Newsletter Open Rates
Headlines are a special science anyway, but for Newsletters they are extremely important. They are your one chance to make people open your newsletter and hopefully actually read it. Newsletter Open rates strongly depend on headlines (and if your newsletter is ending up in the promotions-tab – or even declared spam).
People opening the newsletter still do not mean people are actually reading your message and clicking on the provided links – so go on and measure how many of them actually click.
Since in most cases your marketing journey does not end when people land on your website, you should monitor what they do there and where they come from – even better: What do visitors from which source actually do on your site. This also helps you to decide which traffic source is the most valuable to you.
Conversion rates or number of conversions
When goals are actual sales, signups or likewise, you require the web visitor to take action (buying/ signing up/…). The action the user takes that converts him from a web visitor to a customer is called a conversion. Depending on your situation, you might either define success as the number of conversions – or you might measure the conversion rate. The conversion rate is the percentage of visitors that convert to customers.
In most scenarios you are going to measure both, of course. In scenarios involving cheap traffic the conversion rate is less important, while in scenarios with expensive traffic the conversion rate is most often the actual definition of success!
Just as an example: We were still running exploreB2B we were seeing traffic spikes from StumbleUpon to exploreB2B, but these visitors are not the most valuable to us, in the best case they read articles, they rarely sign up or visit other pages. So we are happy with traffic from StumbleUpon, but this is definitely at this time not a marketing channel we are going to pursue with more energy as conversion rates are to low to increase the investment – yet getting free a few conversions from cheap traffic is still worth it.
Customer Acquisition Cost
Now it gets tough: You get people to buy your product, to become your customer, but you are still not finished with measuring the success of your marketing process: What if getting there costs you more money than your new customers will ever make you? Then your Customer Acquisition Cost is tooooooo high.
The customer acquisition cost is defined as the cost it takes you to acquire one customer:
CAC = Marketing Cost Total/Conversions
Customer (Lifetime) Revenue/Value:
Customer Lifetime Revenue/Value is one of the most important values in marketing B2B and especially subscription products. Yet it is also one of the hardest to determine and in many scenarios it can take years to determine this – if you manage at all.
Think about it: In B2B, customer relations are key to success – happy customers buy again, and again. Determining how much an average customer is getting you in revenues is key to determine how much you can invest into the relationship – and therefore initially in marketing.

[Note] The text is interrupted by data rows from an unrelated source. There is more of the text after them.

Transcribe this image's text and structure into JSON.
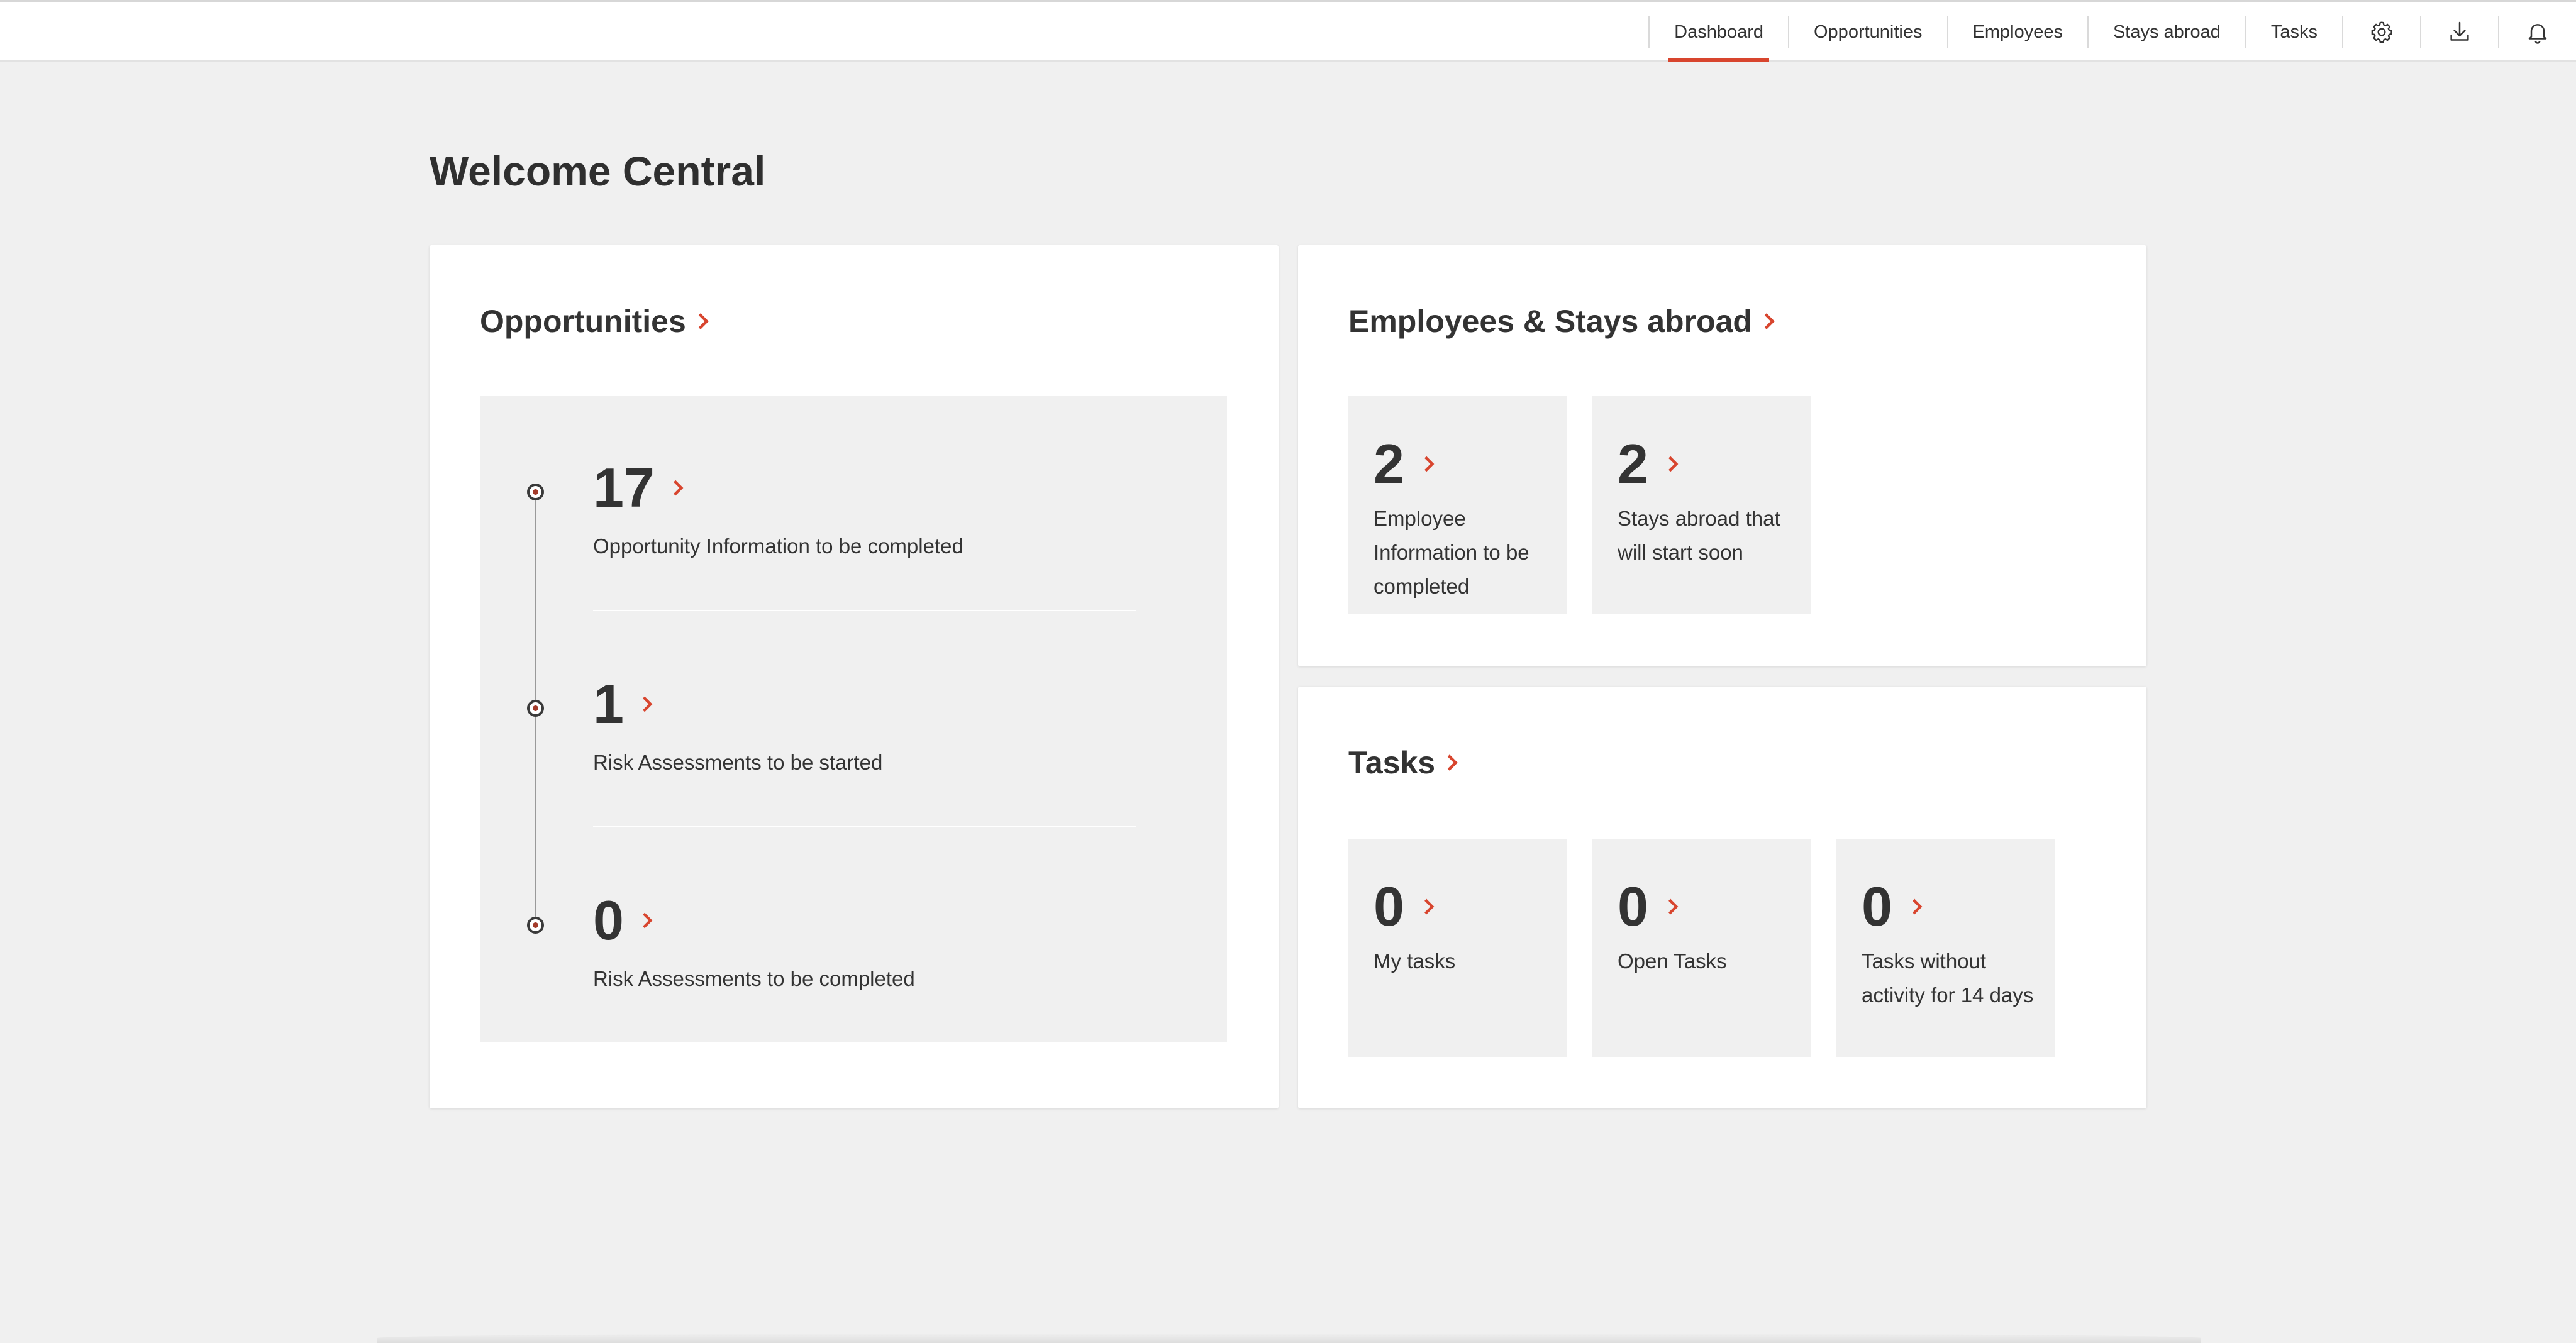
{
  "nav": {
    "items": [
      {
        "label": "Dashboard",
        "active": true
      },
      {
        "label": "Opportunities",
        "active": false
      },
      {
        "label": "Employees",
        "active": false
      },
      {
        "label": "Stays abroad",
        "active": false
      },
      {
        "label": "Tasks",
        "active": false
      }
    ],
    "icons": [
      "gear-icon",
      "download-icon",
      "bell-icon"
    ]
  },
  "page": {
    "title": "Welcome Central"
  },
  "opportunities": {
    "title": "Opportunities",
    "rows": [
      {
        "count": "17",
        "label": "Opportunity Information to be completed"
      },
      {
        "count": "1",
        "label": "Risk Assessments to be started"
      },
      {
        "count": "0",
        "label": "Risk Assessments to be completed"
      }
    ]
  },
  "employees": {
    "title": "Employees & Stays abroad",
    "tiles": [
      {
        "count": "2",
        "label": "Employee Information to be completed"
      },
      {
        "count": "2",
        "label": "Stays abroad that will start soon"
      }
    ]
  },
  "tasks": {
    "title": "Tasks",
    "tiles": [
      {
        "count": "0",
        "label": "My tasks"
      },
      {
        "count": "0",
        "label": "Open Tasks"
      },
      {
        "count": "0",
        "label": "Tasks without activity for 14 days"
      }
    ]
  },
  "colors": {
    "accent": "#d8452e",
    "background": "#f0f0f0",
    "card": "#ffffff",
    "text": "#333333"
  }
}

But how do you determine this value? The answer is: very often you don’t.
You either make assumptions about it – meaning you take more or less educated guesses, or you decide to ignore this number totally. Nevertheless, if you can get data on this, it’s often the most valuable data you can have.
There are many more numbers you can measure, compare and work to improve. What is the best number to proof success or failure of your marketing activity, depends on your own special definition of success and your goals.